Ese día decidimos zambullirnos en el mar. Conscientes de que la nueva aventura integraba los cabellos mojados y la visión difusa. No nos importó.
Las olas en los alrededores se golpeaban con los bordes y volvían hacia nosotros. Eso era bastante raro si hablábamos de un mar, al parecer este no lo era.
Pocas veces las aguas me levantaban. En ese momento, aprovechaba de ver cómo la ropa de mi compañero, especialmente su color, comenzaba a fundirse con los matices azulados del océano. Y las telas que parecían flotar, dejaban al descubierto un poco de piel correspondiente a su espalda.

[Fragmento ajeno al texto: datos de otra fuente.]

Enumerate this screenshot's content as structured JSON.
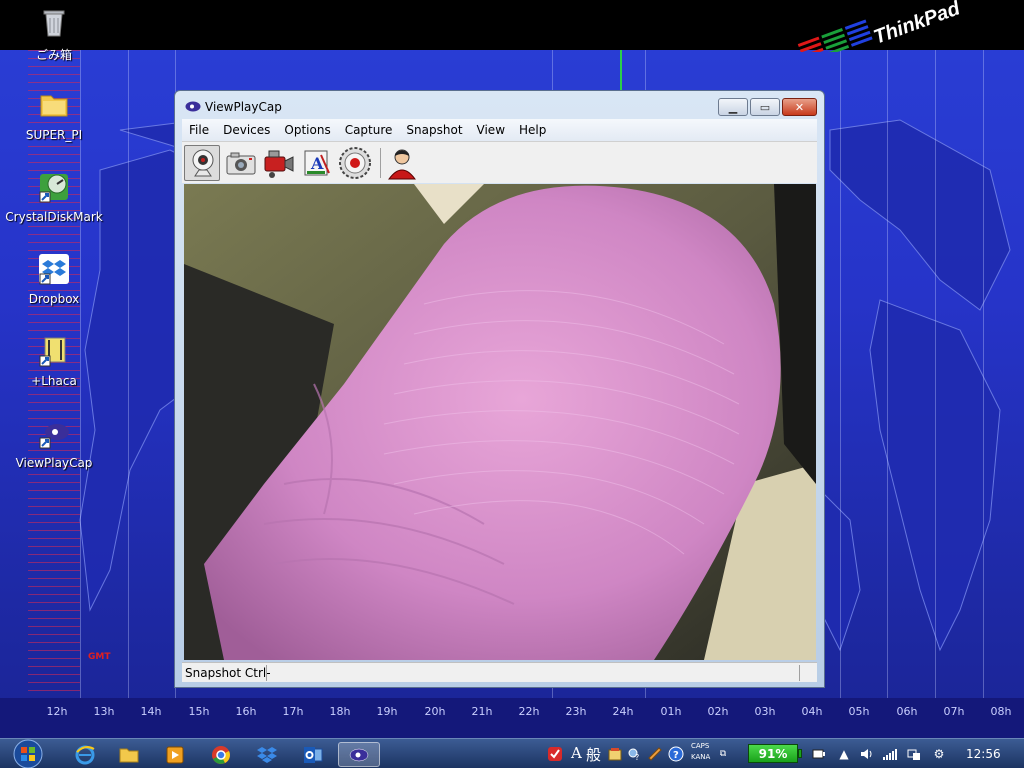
{
  "desktop": {
    "hours": [
      "12h",
      "13h",
      "14h",
      "15h",
      "16h",
      "17h",
      "18h",
      "19h",
      "20h",
      "21h",
      "22h",
      "23h",
      "24h",
      "01h",
      "02h",
      "03h",
      "04h",
      "05h",
      "06h",
      "07h",
      "08h"
    ],
    "gmt_label": "GMT",
    "logo_text": "ThinkPad",
    "icons": [
      {
        "label": "ごみ箱",
        "icon": "recycle-bin-icon"
      },
      {
        "label": "SUPER_PI",
        "icon": "folder-icon"
      },
      {
        "label": "CrystalDiskMark",
        "icon": "crystaldiskmark-icon"
      },
      {
        "label": "Dropbox",
        "icon": "dropbox-icon"
      },
      {
        "label": "+Lhaca",
        "icon": "lhaca-icon"
      },
      {
        "label": "ViewPlayCap",
        "icon": "viewplaycap-icon"
      }
    ]
  },
  "window": {
    "title": "ViewPlayCap",
    "controls": {
      "minimize": "minimize-icon",
      "maximize": "maximize-icon",
      "close": "close-icon"
    },
    "menu": [
      "File",
      "Devices",
      "Options",
      "Capture",
      "Snapshot",
      "View",
      "Help"
    ],
    "toolbar": [
      "webcam-icon",
      "camera-icon",
      "video-camera-icon",
      "image-settings-icon",
      "record-icon",
      "person-icon"
    ],
    "status": "Snapshot Ctrl-"
  },
  "taskbar": {
    "apps": [
      "internet-explorer-icon",
      "explorer-folder-icon",
      "media-player-icon",
      "chrome-icon",
      "dropbox-icon",
      "outlook-icon",
      "viewplaycap-icon"
    ],
    "ime": {
      "mode": "A",
      "han": "般",
      "caps": "CAPS",
      "kana": "KANA"
    },
    "battery": "91%",
    "clock": "12:56"
  },
  "colors": {
    "wallpaper": "#2634c9",
    "taskbar": "#1c3462",
    "battery": "#1aa21a",
    "close_button": "#c83a1c"
  }
}
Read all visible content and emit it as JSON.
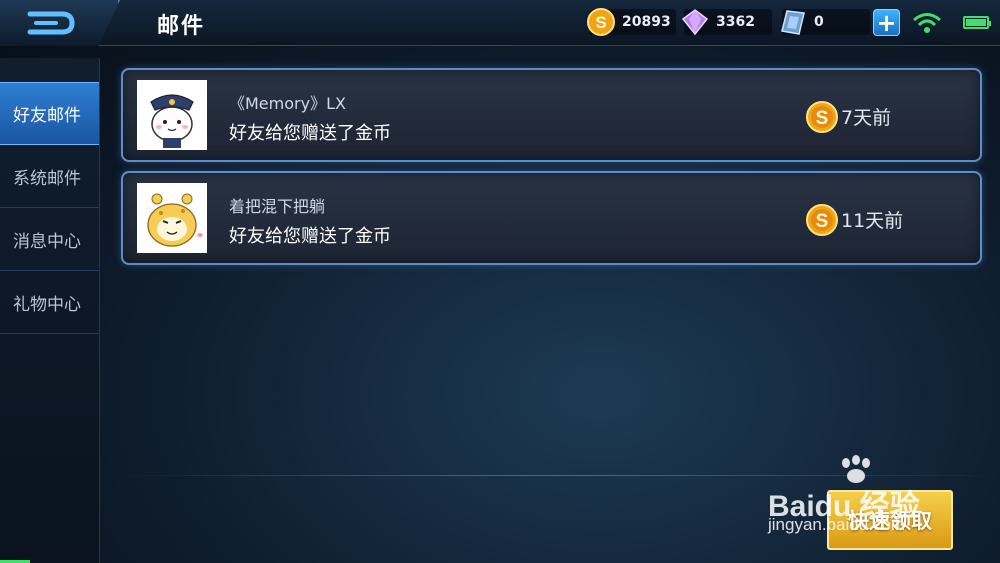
{
  "header": {
    "title": "邮件",
    "gold": "20893",
    "diamonds": "3362",
    "vouchers": "0",
    "plus_label": "+"
  },
  "sidebar": {
    "items": [
      {
        "label": "好友邮件",
        "active": true
      },
      {
        "label": "系统邮件",
        "active": false
      },
      {
        "label": "消息中心",
        "active": false
      },
      {
        "label": "礼物中心",
        "active": false
      }
    ]
  },
  "mails": [
    {
      "sender": "《Memory》LX",
      "message": "好友给您赠送了金币",
      "age": "7天前",
      "reward_icon": "gold-coin-icon"
    },
    {
      "sender": "着把混下把躺",
      "message": "好友给您赠送了金币",
      "age": "11天前",
      "reward_icon": "gold-coin-icon"
    }
  ],
  "actions": {
    "quick_claim": "快速领取"
  },
  "watermark": {
    "line1": "Baidu 经验",
    "line2": "jingyan.baidu.com"
  },
  "colors": {
    "accent_blue": "#2f7fd2",
    "gold_button": "#e8b42a",
    "card_border": "#5c8fc8",
    "status_green": "#3ee06a"
  }
}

Los minutos corrían sin que nos diéramos cuenta y el oleaje se volvió más violento. De ese modo, una capa de espuma, repleta de burbujas, adornó la superficie. Incluso nos acompañó en la navegación con el tenue sonido de una tssss, mientras las pompas reventaban.
A decir verdad, estábamos confiados. El ritmo de las olas, que nuestros pies impulsaban, nos otorgaban cierta tranquilidad. Éramos Poseidón, capaces de hacer valer nuestra voluntad en los mares. ¿Límites? Me olvidé de esa palabra.
Aunque mi percepción cambió de golpe. La tierra, de súbito, se movió agresivamente y ya nuestro poder de alterar o tranquilizar el oleaje sucumbió sin vuelta atrás.
Intentamos salir. El primer pensamiento que tuve fue que se trataba de un terremoto.
Torcimos la dirección, con los pocos poderes que nos restaban y salimos aireosos del combate.
Nuestros brazos y piernas tiritaban. Hundimos los pies en la porosa arena que nos abrigó en ese día gris. Para luego buscar cobijo en unas toallas abandonadas de la playa desierta.
Corrimos e ingresamos a la casa y el "mar con bordes", como le llamábamos a la piscina, se apaciguó paulatinamente hasta tomar la firmeza de un espejo.